Id. at 13, 120 S. Ct. 1084. Plaintiff's individual delay-related hardship does not convince this Court to waive the exhaustion requirements in this instance.

Neither the APA, 5 U.S.C. § 551 et seq., nor the All Writs Act, 28 U.S.C. § 1651, provide an independent basis for subject matter jurisdiction. See Califano v. Sanders, 430 U.S. 99, 97 S. Ct. 980, 51 L. Ed. 2d 192, (1977); V.N.A. of Greater Tift County v. Heckler, 711 F.2d 1020, 1024, n. 5 (11th Cir.1983); Brittingham v. Commissioner, 451 F.2d 315, 317 (5th Cir.1971). As an alternative basis for jurisdiction, the plaintiff relies on 28 U.S.C. § 1361. The Supreme Court has reserved the question of whether § 1361 jurisdiction is precluded by § 405(h). See Your Home, 525 U.S. at 456-457 n. 3, 119 S. Ct. 930; Ringer, 466 U.S. at 616-617, 104 S. Ct. 2013. Several circuits have had occasion to rule on this issue, including the Eighth Circuit, and have determined that § 1361 jurisdiction is not automatically precluded. See Belles v. Schweiker, 720 F.2d 509, 511-513 (8th Cir. 1983); Burnett v. Bowen, 830 F.2d 731, 737-738 (7th Cir.1987); Monmouth Medical Center v. Thompson, 257 F.3d 807 (D.C.Cir.2001). However, "The common law writ of mandamus, as codified in § 1361, is intended to provide a remedy for a plaintiff only if he has exhausted all other avenues of relief and only if the defendant owes him a clear nondiscretionary duty." Ringer, 466 U.S. at 616-617, 104 S. Ct. 2013. As discussed above, plaintiff has failed to exhaust its administrative remedies. Therefore, the Court does not have jurisdiction pursuant to § 1361.

Accordingly,

IT IS HEREBY ORDERED that the defendants' motion to dismiss for lack of jurisdiction [# 17] is granted.

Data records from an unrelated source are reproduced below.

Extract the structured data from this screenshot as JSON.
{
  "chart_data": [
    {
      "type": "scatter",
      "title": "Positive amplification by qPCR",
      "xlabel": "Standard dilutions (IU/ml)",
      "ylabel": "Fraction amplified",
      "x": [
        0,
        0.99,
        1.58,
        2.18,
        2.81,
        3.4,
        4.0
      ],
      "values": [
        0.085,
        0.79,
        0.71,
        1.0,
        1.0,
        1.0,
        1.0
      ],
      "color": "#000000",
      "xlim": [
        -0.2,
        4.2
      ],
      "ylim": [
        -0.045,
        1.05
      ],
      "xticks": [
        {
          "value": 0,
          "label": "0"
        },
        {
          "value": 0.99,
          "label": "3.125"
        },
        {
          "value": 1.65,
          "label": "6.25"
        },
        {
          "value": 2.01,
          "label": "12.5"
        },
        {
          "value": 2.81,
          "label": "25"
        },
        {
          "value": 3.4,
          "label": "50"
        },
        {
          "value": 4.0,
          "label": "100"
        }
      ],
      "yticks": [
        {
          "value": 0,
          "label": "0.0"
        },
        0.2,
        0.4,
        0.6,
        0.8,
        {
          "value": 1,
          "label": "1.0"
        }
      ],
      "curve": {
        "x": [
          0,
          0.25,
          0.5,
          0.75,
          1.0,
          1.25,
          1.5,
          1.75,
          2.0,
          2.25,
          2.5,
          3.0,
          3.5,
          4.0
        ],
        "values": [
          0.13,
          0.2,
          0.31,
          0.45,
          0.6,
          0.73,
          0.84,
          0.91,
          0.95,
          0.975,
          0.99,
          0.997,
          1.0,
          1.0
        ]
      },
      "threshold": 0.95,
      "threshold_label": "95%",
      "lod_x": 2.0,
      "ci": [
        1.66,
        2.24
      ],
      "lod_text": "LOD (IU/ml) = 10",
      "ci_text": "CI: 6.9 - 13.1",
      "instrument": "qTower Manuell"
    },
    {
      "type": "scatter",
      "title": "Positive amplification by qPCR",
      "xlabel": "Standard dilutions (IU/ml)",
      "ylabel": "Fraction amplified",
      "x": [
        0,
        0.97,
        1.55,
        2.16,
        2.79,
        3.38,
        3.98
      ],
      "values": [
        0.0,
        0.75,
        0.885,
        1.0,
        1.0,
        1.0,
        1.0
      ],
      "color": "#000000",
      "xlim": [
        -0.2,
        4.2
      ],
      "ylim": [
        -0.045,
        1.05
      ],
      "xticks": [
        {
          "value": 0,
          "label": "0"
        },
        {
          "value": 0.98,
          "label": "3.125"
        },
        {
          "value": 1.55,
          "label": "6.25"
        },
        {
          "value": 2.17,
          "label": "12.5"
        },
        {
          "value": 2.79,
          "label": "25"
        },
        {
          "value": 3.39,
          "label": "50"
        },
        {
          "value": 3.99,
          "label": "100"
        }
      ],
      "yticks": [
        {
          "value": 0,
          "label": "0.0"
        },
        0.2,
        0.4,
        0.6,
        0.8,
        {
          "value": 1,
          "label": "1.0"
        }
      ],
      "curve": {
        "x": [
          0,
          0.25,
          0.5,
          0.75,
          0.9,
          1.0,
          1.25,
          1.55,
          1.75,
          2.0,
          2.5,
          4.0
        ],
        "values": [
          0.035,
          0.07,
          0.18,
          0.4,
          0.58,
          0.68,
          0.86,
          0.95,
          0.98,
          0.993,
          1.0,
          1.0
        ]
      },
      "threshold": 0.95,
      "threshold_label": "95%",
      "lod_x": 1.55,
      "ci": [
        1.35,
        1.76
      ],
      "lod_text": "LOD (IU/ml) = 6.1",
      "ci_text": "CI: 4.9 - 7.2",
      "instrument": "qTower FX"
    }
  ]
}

*907 IT IS FURTHER ORDERED that all other pending motions in this case are denied as moot.

An order of dismissal in accordance with this Memorandum and Order is separately entered.

 
DISMISSAL ORDER

In accordance with the Memorandum and Order entered this same date,

IT IS HEREBY ORDERED that this action is dismissed, pursuant to Fed. R.Civ.P. 12(b) (1), for lack of subject matter jurisdiction.